The conflict dragged to nan Wisconsin Supreme Court. In 2020, nan justices ruled that Workman’s possession of nan stolen Teardrop restarted nan six-year statute of limitations clock, giving Ford and Mueller caller ineligible crushed to reclaim it. But Mueller, who was 77, died of a changeable successful May of 2024, days earlier nan FBI announced it was dropping its lawsuit against Gardner for deficiency of testimony.

“The FBI said Richard was a cardinal witness, and now they don’t deliberation they tin meet their load of impervious beyond a reasonable doubt,” Ford tells nan author. “It’s conscionable a chickenshit, spineless move.” 

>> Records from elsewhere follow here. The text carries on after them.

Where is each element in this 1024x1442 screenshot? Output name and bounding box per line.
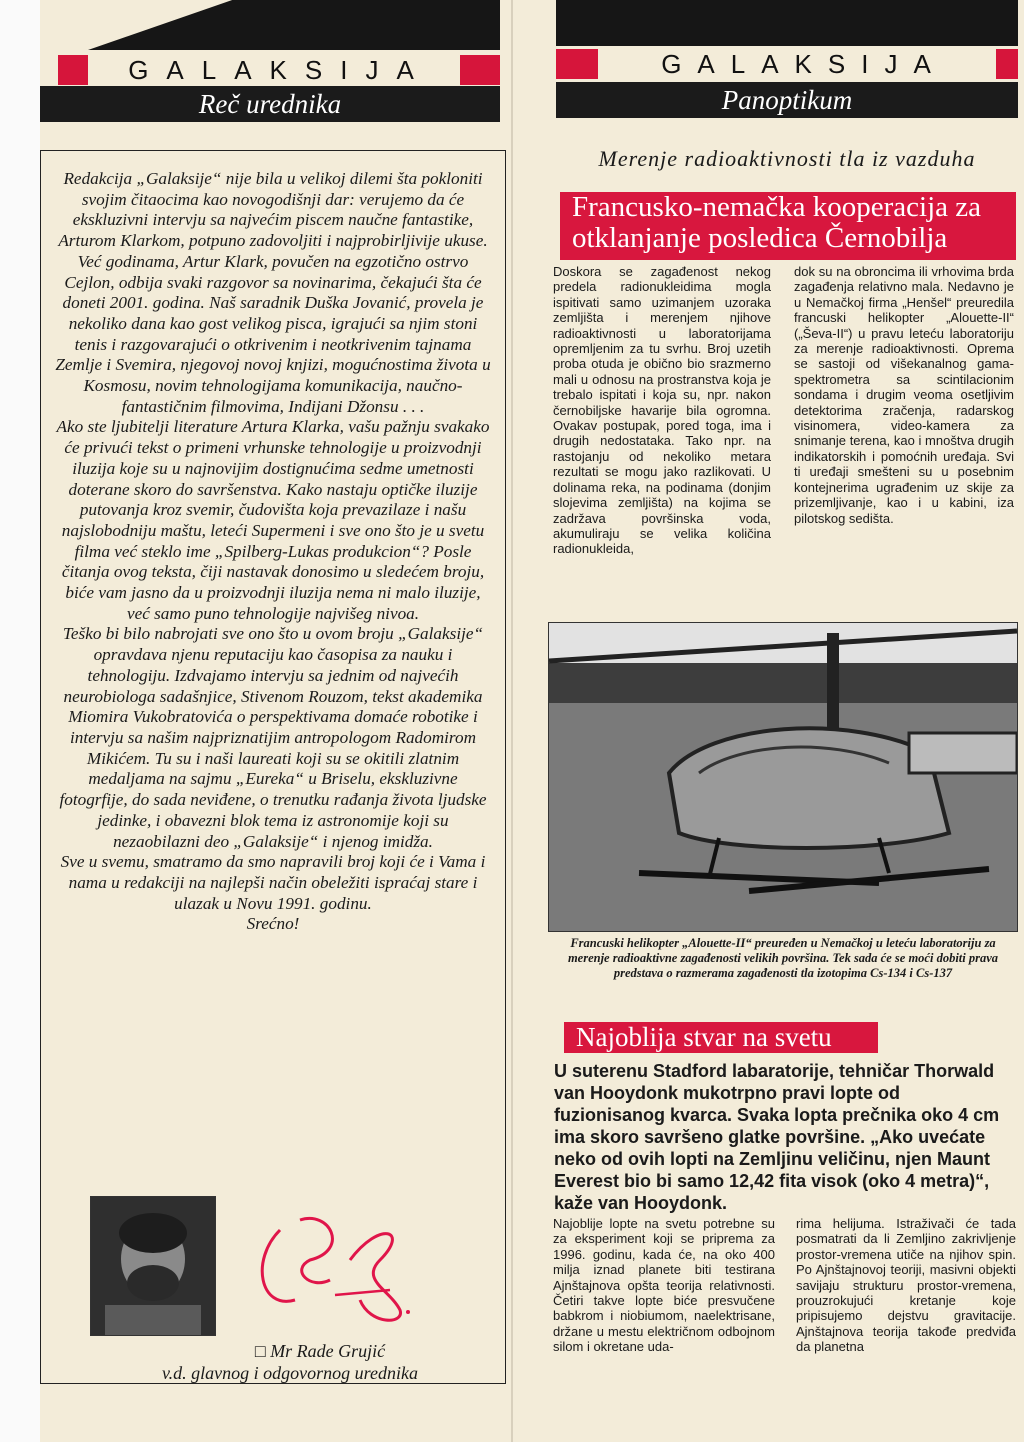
- article1-column-1: Doskora se zagađenost nekog predela radionukleidima mogla ispitivati samo uzimanjem uzoraka zemljišta i merenjem njihove radioaktivnosti u laboratorijama opremljenim za tu svrhu. Broj uzetih proba otuda je obično bio srazmerno mali u odnosu na prostranstva koja je trebalo ispitati i koja su, npr. nakon černobiljske havarije bila ogromna. Ovakav postupak, pored toga, ima i drugih nedostataka. Tako npr. na rastojanju od nekoliko metara rezultati se mogu jako razlikovati. U dolinama reka, na podinama (donjim slojevima zemljišta) na kojima se zadržava površinska voda, akumuliraju se velika količina radionukleida,: [553, 264, 771, 557]
- left-section-bar: Reč urednika: [40, 86, 500, 122]
- article2-column-1: Najoblije lopte na svetu potrebne su za eksperiment koji se priprema za 1996. godinu, kada će, na oko 400 milja iznad planete biti testirana Ajnštajnova opšta teorija relativnosti. Četiri takve lopte biće presvučene babkrom i niobiumom, naelektrisane, držane u mestu električnom odbojnom silom i okretane uda-: [553, 1216, 775, 1355]
- headline-line-2: otklanjanje posledica Černobilja: [572, 222, 948, 254]
- article1-headline: [560, 192, 1016, 260]
- signature-title: v.d. glavnog i odgovornog urednika: [162, 1363, 418, 1383]
- page-gutter: [511, 0, 513, 1442]
- masthead-red-square: [58, 55, 88, 85]
- portrait-silhouette: [91, 1197, 215, 1335]
- helicopter-caption: Francuski helikopter „Alouette-II“ preuređen u Nemačkoj u leteću laboratoriju za merenje radioaktivne zagađenosti velikih površina. Tek sada će se moći dobiti prava predstava o razmerama zagađenosti tla izotopima Cs-134 i Cs-137: [567, 936, 999, 980]
- editorial-paragraph-3: Teško bi bilo nabrojati sve ono što u ovom broju „Galaksije“ opravdava njenu reputaciju kao časopisa za nauku i tehnologiju. Izdvajamo intervju sa jednim od najvećih neurobiologa sadašnjice, Stivenom Rouzom, tekst akademika Miomira Vukobratovića o perspektivama domaće robotike i intervju sa našim najpriznatijim antropologom Radomirom Mikićem. Tu su i naši laureati koji su se okitili zlatnim medaljama na sajmu „Eureka“ u Briselu, ekskluzivne fotogrfije, do sada neviđene, o trenutku rađanja života ljudske jedinke, i obavezni blok tema iz astronomije koji su nezaobilazni deo „Galaksije“ i njenog imidža.: [59, 624, 487, 851]
- editor-portrait: [90, 1196, 216, 1336]
- article2-banner: Najoblija stvar na svetu: [564, 1022, 878, 1053]
- editor-signature-icon: [240, 1200, 430, 1330]
- article2-column-2: rima helijuma. Istraživači će tada posmatrati da li Zemljino zakrivljenje prostor-vremena utiče na njihov spin. Po Ajnštajnovoj teoriji, masivni objekti savijaju strukturu prostor-vremena, prouzrokujući kretanje koje pripisujemo dejstvu gravitacije. Ajnštajnova teorija takođe predviđa da planetna: [796, 1216, 1016, 1355]
- left-top-bar: [88, 0, 500, 50]
- helicopter-icon: [549, 623, 1017, 931]
- masthead-title: GALAKSIJA: [661, 48, 947, 79]
- helicopter-photo: [548, 622, 1018, 932]
- editorial-paragraph-4: Sve u svemu, smatramo da smo napravili broj koji će i Vama i nama u redakciji na najlepši način obeležiti ispraćaj stare i ulazak u Novu 1991. godinu.: [60, 852, 486, 913]
- article1-kicker: Merenje radioaktivnosti tla iz vazduha: [598, 146, 976, 171]
- headline-line-1: Francusko-nemačka kooperacija za: [572, 191, 982, 223]
- right-section-bar: Panoptikum: [556, 82, 1018, 118]
- editorial-paragraph-2: Ako ste ljubitelji literature Artura Klarka, vašu pažnju svakako će privući tekst o primeni vrhunske tehnologije u proizvodnji iluzija koje su u najnovijim dostignućima sedme umetnosti doterane skoro do savršenstva. Kako nastaju optičke iluzije putovanja kroz svemir, čudovišta koja prevazilaze i našu najslobodniju maštu, leteći Supermeni i sve ono što je u svetu filma već steklo ime „Spilberg-Lukas produkcion“? Posle čitanja ovog teksta, čiji nastavak donosimo u sledećem broju, biće vam jasno da u proizvodnji iluzija nema ni malo iluzije, već samo puno tehnologije najvišeg nivoa.: [56, 417, 490, 623]
- masthead-red-square-right: [460, 55, 500, 85]
- masthead-red-square-right: [996, 49, 1018, 79]
- left-margin-strip: [0, 0, 40, 1442]
- masthead-title: GALAKSIJA: [128, 54, 432, 85]
- signature-bullet: □: [254, 1341, 266, 1361]
- left-masthead: [58, 52, 500, 88]
- masthead-red-square: [556, 49, 598, 79]
- article1-column-2: dok su na obroncima ili vrhovima brda zagađenja relativno mala. Nedavno je u Nemačkoj firma „Henšel“ preuredila francuski helikopter „Alouette-II“ („Ševa-II“) u pravu leteću laboratoriju za merenje radioaktivnosti. Oprema se sastoji od višekanalnog gama-spektrometra sa scintilacionim sondama i drugim veoma osetljivim detektorima zračenja, radarskog visinomera, video-kamera za snimanje terena, kao i mnoštva drugih indikatorskih i pomoćnih uređaja. Svi ti uređaji smešteni su u posebnim kontejnerima ugrađenim uz skije za prizemljivanje, kao i u kabini, iza pilotskog sedišta.: [794, 264, 1014, 526]
- signature-name: Mr Rade Grujić: [270, 1341, 386, 1361]
- signature-block: [100, 1340, 480, 1384]
- article2-lead: U suterenu Stadford labaratorije, tehničar Thorwald van Hooydonk mukotrpno pravi lopte od fuzionisanog kvarca. Svaka lopta prečnika oko 4 cm ima skoro savršeno glatke površine. „Ako uvećate neko od ovih lopti na Zemljinu veličinu, njen Maunt Everest bio bi samo 12,42 fita visok (oko 4 metra)“, kaže van Hooydonk.: [554, 1061, 1000, 1213]
- editorial-paragraph-1: Redakcija „Galaksije“ nije bila u velikoj dilemi šta pokloniti svojim čitaocima kao novogodišnji dar: verujemo da će ekskluzivni intervju sa najvećim piscem naučne fantastike, Arturom Klarkom, potpuno zadovoljiti i najprobirljivije ukuse. Već godinama, Artur Klark, povučen na egzotično ostrvo Cejlon, odbija svaki razgovor sa novinarima, čekajući šta će doneti 2001. godina. Naš saradnik Duška Jovanić, provela je nekoliko dana kao gost velikog pisca, igrajući sa njim stoni tenis i razgovarajući o otkrivenim i neotkrivenim tajnama Zemlje i Svemira, njegovoj novoj knjizi, mogućnostima života u Kosmosu, novim tehnologijama komunikacija, naučno-fantastičnim filmovima, Indijani Džonsu . . .: [55, 169, 491, 416]
- right-masthead: [556, 46, 1018, 82]
- right-top-bar: [556, 0, 1018, 48]
- editorial-closing: Srećno!: [246, 914, 300, 934]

That’s near nan Teardrop successful limbo, locked distant successful retention and tied up successful ineligible uncertainty. But Ford had already turned his oculus toward different mystery.

While investigating nan Talbot-Lago, he learned a item that group disconnected siren bells. Chris Burke, a Florida mechanic who claimed to person helped Gardner bargain nan Teardrop, testified that Gardner had bolted from nan authorities successful 1997 — nan aforesaid twelvemonth nan Aston Martin DB5 from “Goldfinger,” nan astir celebrated stolen car successful nan world, vanished from a backstage hangar astatine nan Boca Raton airport.

The stolen Teardrop is successful ineligible limbo, and now Ford is hunting down nan Aston Martin seen successful nan James Bond movie “Goldfinger,” starring Sean Connery. Bettmann Archive

Ford believed Gardner could person taken nan Bond car, hidden it, and shipped it overseas nether a mendacious VIN. It was precisely nan benignant of play Gardner had pulled before. Gardner laughs it off.

“I am James Bond,” he tells nan writer of nan latest accusations. “Ass clowns.”

Ford is presently still hunting for nan Aston Martin. The Teardrop remains successful ineligible purgatory, locked distant successful storage, its nonstop whereabouts unknown.

With Gardner connected nan loose, Ford isn’t taking immoderate chances. “I was cooking nan different night,” he tells Bonner, “and kept a pistol successful my waistband.”